Son’s campaign to change Power of Attorney laws
A man whose late mother was swindled out of a substantial sum of money this month sat down with the Attorney General to discuss the possibility of bolstering the protection afforded to those who have lost mental capacity.
Barbara Lewis, who lived in the West Midlands, had entrusted her close friend Margaret Rigby with Power of Attorney. However, after Mrs Lewis developed dementia, her friend helped herself to £57,000 – with the cash being blown on a raft of luxuries.
Mrs Rigby and two of her relations were subsequently given suspended sentences last year and have been ordered to repay around a quarter of the money – having splashed out on cars, holidays and meals.
Following the offences, Mrs Lewis’ son Nick has launched a campaign calling for a change in the law.
He believes it is important that greater safeguards are put in place to protect the assets of those who have handed control of their finances to someone else.
Travelling to Westminster, he met his own MP - and Attorney General - Jeremy Wright and Justice Minister Caroline Dineage.

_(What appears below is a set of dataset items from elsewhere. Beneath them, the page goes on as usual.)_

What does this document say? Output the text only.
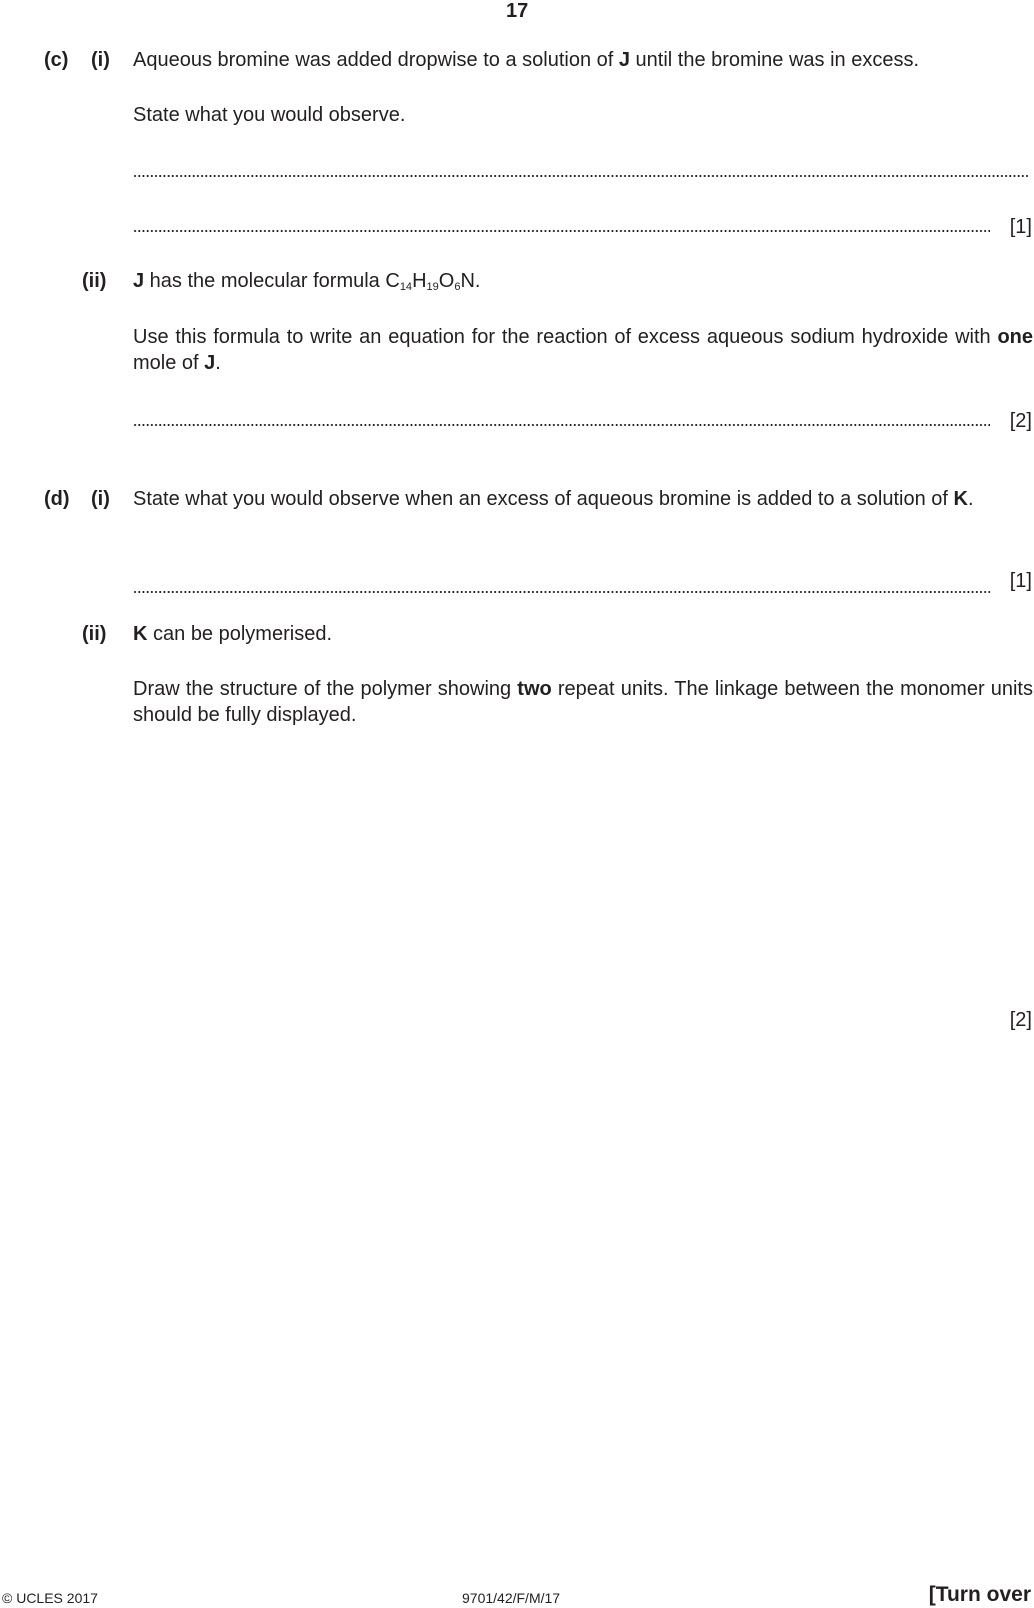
17
(c) (i) Aqueous bromine was added dropwise to a solution of J until the bromine was in excess.
State what you would observe.
[1]
(ii) J has the molecular formula $C_{14}H_{19}O_6N$.
Use this formula to write an equation for the reaction of excess aqueous sodium hydroxide with one mole of J.
[2]
(d) (i) State what you would observe when an excess of aqueous bromine is added to a solution of K.
[1]
(ii) K can be polymerised.
Draw the structure of the polymer showing two repeat units. The linkage between the monomer units should be fully displayed.
[2]
© UCLES 2017	9701/42/F/M/17	[Turn over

During the discussion he had the chance to raise concerns about what he perceives to be failings in the current system and to argue the case for reform.
Mr Lewis argues that those who receive Power of Attorney should face far stricter supervision, including a requirement to present accounts, receipts and other relevant documents at regular intervals.
He believes that these checks would make it considerably more difficult for people to misappropriate funds.
“I am seeking to ensure that what happened to my mum doesn’t happen to others,” he said.
“There need to be measures to prevent this from happening again, not just guidelines which are open to abuse.”